For a while, it seemed the world’s biggest burner of coal was shaking the habit. Some analysts even predicted earlier this year that the country had successfully “decoupled” its economy from coal-fired electrical demand, after cutting production by 15.5% below 2015 levels.
But a recent change of course “shows how hard it will be to wean the country off coal,” the Times reports. “A lack of stockpiles and worries about electricity blackouts are spurring Chinese officials to reverse curbs that once helped reduce coal production. Mines are reopening. Miners are being lured back with fatter paycheques.”
Despite record investments in solar and wind generation, China still relies on coal for nearly three-quarters of its electricity, the paper reports, producing “more emissions than all the oil, coal, and gas consumed in the United States.”
Earlier this year, China took several steps to curb its coal use, including a moratorium on new coal-fired power plants. The nation “began closing smaller, privately-owned mines, cutting production while clamping down on some of the places that have made Chinese coal mining so dangerous,” the Times writes. “Just last summer, economic planners told mines they were not allowed to operate more than 276 days a year.” The International Energy Agency joined the Institute for Energy Economics and Financial Analysis in judging that Chinese coal use had peaked in 2013, and would now decline.
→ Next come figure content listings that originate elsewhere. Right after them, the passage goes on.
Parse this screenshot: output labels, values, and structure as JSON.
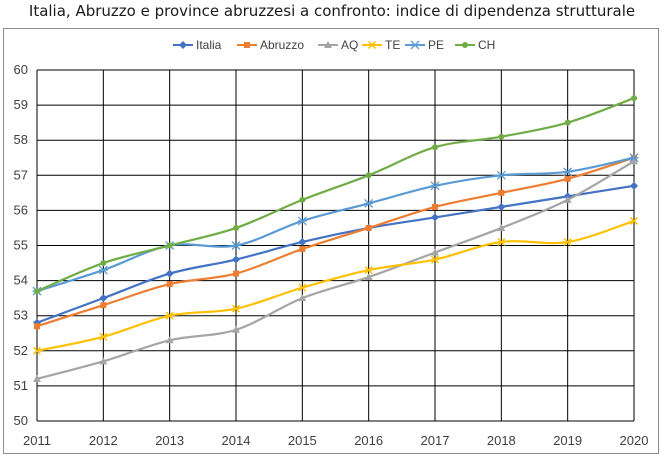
{
  "chart_data": {
    "type": "line",
    "title": "Italia, Abruzzo e province abruzzesi a confronto: indice di dipendenza strutturale",
    "xlabel": "",
    "ylabel": "",
    "x": [
      "2011",
      "2012",
      "2013",
      "2014",
      "2015",
      "2016",
      "2017",
      "2018",
      "2019",
      "2020"
    ],
    "ylim": [
      50,
      60
    ],
    "yticks": [
      "50",
      "51",
      "52",
      "53",
      "54",
      "55",
      "56",
      "57",
      "58",
      "59",
      "60"
    ],
    "grid": true,
    "legend_position": "top",
    "series": [
      {
        "name": "Italia",
        "color": "#4472C4",
        "marker": "diamond",
        "values": [
          52.8,
          53.5,
          54.2,
          54.6,
          55.1,
          55.5,
          55.8,
          56.1,
          56.4,
          56.7
        ]
      },
      {
        "name": "Abruzzo",
        "color": "#ED7D31",
        "marker": "square",
        "values": [
          52.7,
          53.3,
          53.9,
          54.2,
          54.9,
          55.5,
          56.1,
          56.5,
          56.9,
          57.5
        ]
      },
      {
        "name": "AQ",
        "color": "#A5A5A5",
        "marker": "triangle",
        "values": [
          51.2,
          51.7,
          52.3,
          52.6,
          53.5,
          54.1,
          54.8,
          55.5,
          56.3,
          57.4
        ]
      },
      {
        "name": "TE",
        "color": "#FFC000",
        "marker": "x",
        "values": [
          52.0,
          52.4,
          53.0,
          53.2,
          53.8,
          54.3,
          54.6,
          55.1,
          55.1,
          55.7
        ]
      },
      {
        "name": "PE",
        "color": "#5B9BD5",
        "marker": "star",
        "values": [
          53.7,
          54.3,
          55.0,
          55.0,
          55.7,
          56.2,
          56.7,
          57.0,
          57.1,
          57.5
        ]
      },
      {
        "name": "CH",
        "color": "#70AD47",
        "marker": "circle",
        "values": [
          53.7,
          54.5,
          55.0,
          55.5,
          56.3,
          57.0,
          57.8,
          58.1,
          58.5,
          59.2
        ]
      }
    ]
  }
}
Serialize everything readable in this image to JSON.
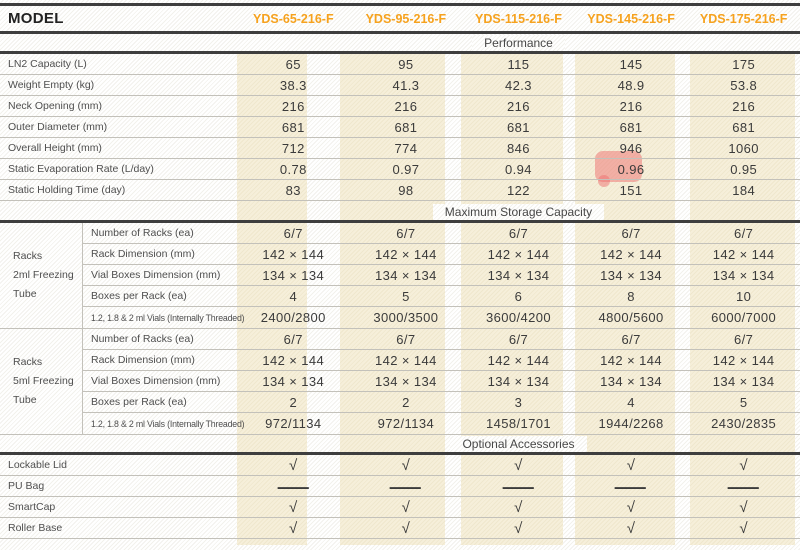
{
  "model_header": {
    "label": "MODEL",
    "models": [
      "YDS-65-216-F",
      "YDS-95-216-F",
      "YDS-115-216-F",
      "YDS-145-216-F",
      "YDS-175-216-F"
    ]
  },
  "sections": {
    "performance": {
      "title": "Performance",
      "rows": [
        {
          "label": "LN2 Capacity (L)",
          "values": [
            "65",
            "95",
            "115",
            "145",
            "175"
          ]
        },
        {
          "label": "Weight Empty (kg)",
          "values": [
            "38.3",
            "41.3",
            "42.3",
            "48.9",
            "53.8"
          ]
        },
        {
          "label": "Neck Opening (mm)",
          "values": [
            "216",
            "216",
            "216",
            "216",
            "216"
          ]
        },
        {
          "label": "Outer Diameter (mm)",
          "values": [
            "681",
            "681",
            "681",
            "681",
            "681"
          ]
        },
        {
          "label": "Overall Height (mm)",
          "values": [
            "712",
            "774",
            "846",
            "946",
            "1060"
          ]
        },
        {
          "label": "Static Evaporation Rate (L/day)",
          "values": [
            "0.78",
            "0.97",
            "0.94",
            "0.96",
            "0.95"
          ],
          "highlighted_column": 3
        },
        {
          "label": "Static Holding Time (day)",
          "values": [
            "83",
            "98",
            "122",
            "151",
            "184"
          ]
        }
      ]
    },
    "storage": {
      "title": "Maximum Storage Capacity",
      "groups": [
        {
          "label_line1": "Racks",
          "label_line2": "2ml Freezing Tube",
          "rows": [
            {
              "label": "Number of Racks (ea)",
              "values": [
                "6/7",
                "6/7",
                "6/7",
                "6/7",
                "6/7"
              ]
            },
            {
              "label": "Rack Dimension (mm)",
              "values": [
                "142 × 144",
                "142 × 144",
                "142 × 144",
                "142 × 144",
                "142 × 144"
              ]
            },
            {
              "label": "Vial Boxes Dimension (mm)",
              "values": [
                "134 × 134",
                "134 × 134",
                "134 × 134",
                "134 × 134",
                "134 × 134"
              ]
            },
            {
              "label": "Boxes per Rack (ea)",
              "values": [
                "4",
                "5",
                "6",
                "8",
                "10"
              ]
            },
            {
              "label": "1.2, 1.8 & 2 ml Vials (Internally Threaded)",
              "values": [
                "2400/2800",
                "3000/3500",
                "3600/4200",
                "4800/5600",
                "6000/7000"
              ]
            }
          ]
        },
        {
          "label_line1": "Racks",
          "label_line2": "5ml Freezing Tube",
          "rows": [
            {
              "label": "Number of Racks (ea)",
              "values": [
                "6/7",
                "6/7",
                "6/7",
                "6/7",
                "6/7"
              ]
            },
            {
              "label": "Rack Dimension (mm)",
              "values": [
                "142 × 144",
                "142 × 144",
                "142 × 144",
                "142 × 144",
                "142 × 144"
              ]
            },
            {
              "label": "Vial Boxes Dimension (mm)",
              "values": [
                "134 × 134",
                "134 × 134",
                "134 × 134",
                "134 × 134",
                "134 × 134"
              ]
            },
            {
              "label": "Boxes per Rack (ea)",
              "values": [
                "2",
                "2",
                "3",
                "4",
                "5"
              ]
            },
            {
              "label": "1.2, 1.8 & 2 ml Vials (Internally Threaded)",
              "values": [
                "972/1134",
                "972/1134",
                "1458/1701",
                "1944/2268",
                "2430/2835"
              ]
            }
          ]
        }
      ]
    },
    "accessories": {
      "title": "Optional Accessories",
      "rows": [
        {
          "label": "Lockable Lid",
          "values": [
            "√",
            "√",
            "√",
            "√",
            "√"
          ]
        },
        {
          "label": "PU Bag",
          "values": [
            "—",
            "—",
            "—",
            "—",
            "—"
          ]
        },
        {
          "label": "SmartCap",
          "values": [
            "√",
            "√",
            "√",
            "√",
            "√"
          ]
        },
        {
          "label": "Roller Base",
          "values": [
            "√",
            "√",
            "√",
            "√",
            "√"
          ]
        }
      ]
    }
  },
  "colors": {
    "model_accent": "#f6a21e",
    "highlight": "#ee7070",
    "band_beige": "#f6efda"
  }
}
But after speculators drove up the price of coal, “an unusually hot summer and early autumn added to power demand,” while a loosening of credit for homebuyers “produced strong demand for electricity from the steel and cement industries.” In response, China has “encouraged state-owned mines to sign long-term contracts at low prices with power stations [and] raised the number of days that mines could operate to 330 days per year.”
“I get a kick out of people in the West who think China is decarbonizing,” Brock Silvers, a Shanghai banker and former coal company director, told the Times. “I see no sign of it whatsoever.”
Johannes Trüby, a senior coal and power analyst at the International Energy Agency, continued to insist that “long-term trends in the Chinese economy meant that China’s coal use would decline overall,” the Times reports. But Trüby now concedes that “we cannot exclude the possibility of a transient spike in coal demand in the next couple years that might take demand above 2013.”